For unlike most goods and services, knowledge is powerfully self-perpetuating. It cannot be exhausted or overused. It expands with use in a process that owes as much to education, research, and lifelong learning as the high-value markets that knowledge-based industries will serve.
Such industries are remarkable for producing specialised goods that are priced on their sophistication rather than their cost of manufacture. They increasingly recognise the value of cultural, ethnic, aesthetic and lifestyle differences, with the flow of people and cultural knowledge is as much a part of the emerging global knowledge society as the international flow of goods, services, and capital. National identities are shaken up in this process, but diversity is also more highly cherished.
In this lies the key to the brain drain dilemma. On one hand, the loss of New Zealanders overseas can be seen as negative, and governments everywhere are beginning to recognise that their most skilled citizens will only be attracted to stay if the environment encourages and respects knowledge through learning, innovation, and creativity. On the other hand, New Zealanders who succeed overseas can be seen as assets to us for their capacity to connect us internationally. High-achieving New Zealanders living overseas will be key participants in the Catching the Knowledge Wave conference for that reason.
Meanwhile, the most successful countries are investing with fresh urgency to equip people for the new opportunities and responsibilities of a knowledge-driven world.
However, while it is often expensive to produce, much new knowledge also becomes freely available. When governments take responsibility for ensuring that knowledge remains accessible to all its citizens, it has a democratising impact, creating a force for social as well as economic action.

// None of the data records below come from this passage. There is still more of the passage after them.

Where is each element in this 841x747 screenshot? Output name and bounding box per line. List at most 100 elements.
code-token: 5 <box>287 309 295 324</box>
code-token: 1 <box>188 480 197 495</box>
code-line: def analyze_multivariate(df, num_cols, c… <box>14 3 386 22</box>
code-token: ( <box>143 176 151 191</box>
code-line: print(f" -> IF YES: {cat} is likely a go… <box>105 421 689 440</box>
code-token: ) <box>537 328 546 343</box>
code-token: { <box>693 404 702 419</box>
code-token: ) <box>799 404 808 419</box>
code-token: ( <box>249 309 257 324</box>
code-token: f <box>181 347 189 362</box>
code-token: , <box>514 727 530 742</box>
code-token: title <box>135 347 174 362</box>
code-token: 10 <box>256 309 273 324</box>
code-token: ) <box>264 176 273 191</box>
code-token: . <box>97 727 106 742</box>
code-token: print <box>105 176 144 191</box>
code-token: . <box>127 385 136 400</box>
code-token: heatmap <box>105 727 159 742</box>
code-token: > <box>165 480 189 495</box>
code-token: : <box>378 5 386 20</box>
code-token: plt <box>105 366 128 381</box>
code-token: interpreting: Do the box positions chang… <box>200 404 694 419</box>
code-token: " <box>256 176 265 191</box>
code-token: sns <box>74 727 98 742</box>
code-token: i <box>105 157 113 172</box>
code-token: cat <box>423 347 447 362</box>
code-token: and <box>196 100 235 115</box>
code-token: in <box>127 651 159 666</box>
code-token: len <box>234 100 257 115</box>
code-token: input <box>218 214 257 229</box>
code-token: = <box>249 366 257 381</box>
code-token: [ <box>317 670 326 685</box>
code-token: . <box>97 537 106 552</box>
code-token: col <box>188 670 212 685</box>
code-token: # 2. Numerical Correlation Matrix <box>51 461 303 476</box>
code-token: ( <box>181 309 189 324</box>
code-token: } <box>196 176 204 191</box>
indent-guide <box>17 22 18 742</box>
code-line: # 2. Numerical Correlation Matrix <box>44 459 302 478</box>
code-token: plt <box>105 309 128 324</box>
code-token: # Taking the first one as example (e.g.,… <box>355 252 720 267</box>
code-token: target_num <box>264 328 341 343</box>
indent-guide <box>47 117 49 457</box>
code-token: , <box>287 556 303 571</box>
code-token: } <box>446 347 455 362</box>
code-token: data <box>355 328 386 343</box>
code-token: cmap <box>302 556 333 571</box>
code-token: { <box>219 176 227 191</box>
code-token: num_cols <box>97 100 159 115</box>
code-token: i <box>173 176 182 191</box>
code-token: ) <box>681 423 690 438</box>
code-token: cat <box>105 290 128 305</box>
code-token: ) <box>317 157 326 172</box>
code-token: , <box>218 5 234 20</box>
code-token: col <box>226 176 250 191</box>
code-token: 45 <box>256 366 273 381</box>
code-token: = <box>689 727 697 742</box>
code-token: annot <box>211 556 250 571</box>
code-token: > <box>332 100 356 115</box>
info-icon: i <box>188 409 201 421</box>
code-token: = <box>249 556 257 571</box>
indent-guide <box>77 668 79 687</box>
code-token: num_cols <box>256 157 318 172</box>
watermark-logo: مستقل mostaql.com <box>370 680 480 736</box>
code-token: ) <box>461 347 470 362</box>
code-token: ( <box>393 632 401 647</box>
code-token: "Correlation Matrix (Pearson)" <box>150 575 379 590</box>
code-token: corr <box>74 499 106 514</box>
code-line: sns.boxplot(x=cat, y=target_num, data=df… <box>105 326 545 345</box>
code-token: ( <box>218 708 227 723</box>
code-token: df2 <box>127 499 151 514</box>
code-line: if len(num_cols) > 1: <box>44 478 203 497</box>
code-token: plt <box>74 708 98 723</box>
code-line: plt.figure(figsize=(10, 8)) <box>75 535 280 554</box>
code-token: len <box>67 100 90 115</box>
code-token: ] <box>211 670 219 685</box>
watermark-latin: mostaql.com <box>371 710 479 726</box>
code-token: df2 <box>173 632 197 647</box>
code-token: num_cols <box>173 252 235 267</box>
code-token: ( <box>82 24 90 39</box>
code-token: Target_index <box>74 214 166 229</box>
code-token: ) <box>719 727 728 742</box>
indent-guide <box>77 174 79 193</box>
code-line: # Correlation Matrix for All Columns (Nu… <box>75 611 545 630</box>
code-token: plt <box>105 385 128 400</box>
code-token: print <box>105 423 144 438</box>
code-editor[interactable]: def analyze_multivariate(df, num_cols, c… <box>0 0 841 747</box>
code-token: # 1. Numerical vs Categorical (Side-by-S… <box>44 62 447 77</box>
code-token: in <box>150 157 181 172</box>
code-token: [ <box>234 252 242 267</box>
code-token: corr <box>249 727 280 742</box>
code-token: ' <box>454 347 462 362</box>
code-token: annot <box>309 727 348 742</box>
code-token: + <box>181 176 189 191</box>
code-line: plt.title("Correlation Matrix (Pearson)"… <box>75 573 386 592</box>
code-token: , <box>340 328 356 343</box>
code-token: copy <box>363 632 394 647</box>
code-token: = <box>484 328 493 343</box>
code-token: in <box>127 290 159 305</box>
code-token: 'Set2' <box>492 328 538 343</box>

That is why information technology
firms and the Government have teamed up to
bring the
Internet to the nation’s poorest schools, recognising that
access to the Net is as essential to modern citizenship as
access to books in previous generations.
Thus, while the knowledge wave is changing the role of governments, it is also leading to the policies, attitudes, and infrastructure that both foster knowledge and ensures that all citizens have access to it.
This kind of society would explicitly nurture the growing importance of our intangible and cultural assets. It would reframe how we regard knowledge so that new opportunities for social and economic participation begin to open up.
We need to find the settings of a creative national framework that is right for our country, while accepting that unless we reinvigorate our creativity, innovation, and learning, we will continue to slip behind the countries we once thought of as poor.
The Catching the Knowledge Wave initiative is a challenge to go beyond talk and analysis to rethink how we see New Zealand’s future in a consensual and bi-partisan way, and to produce results.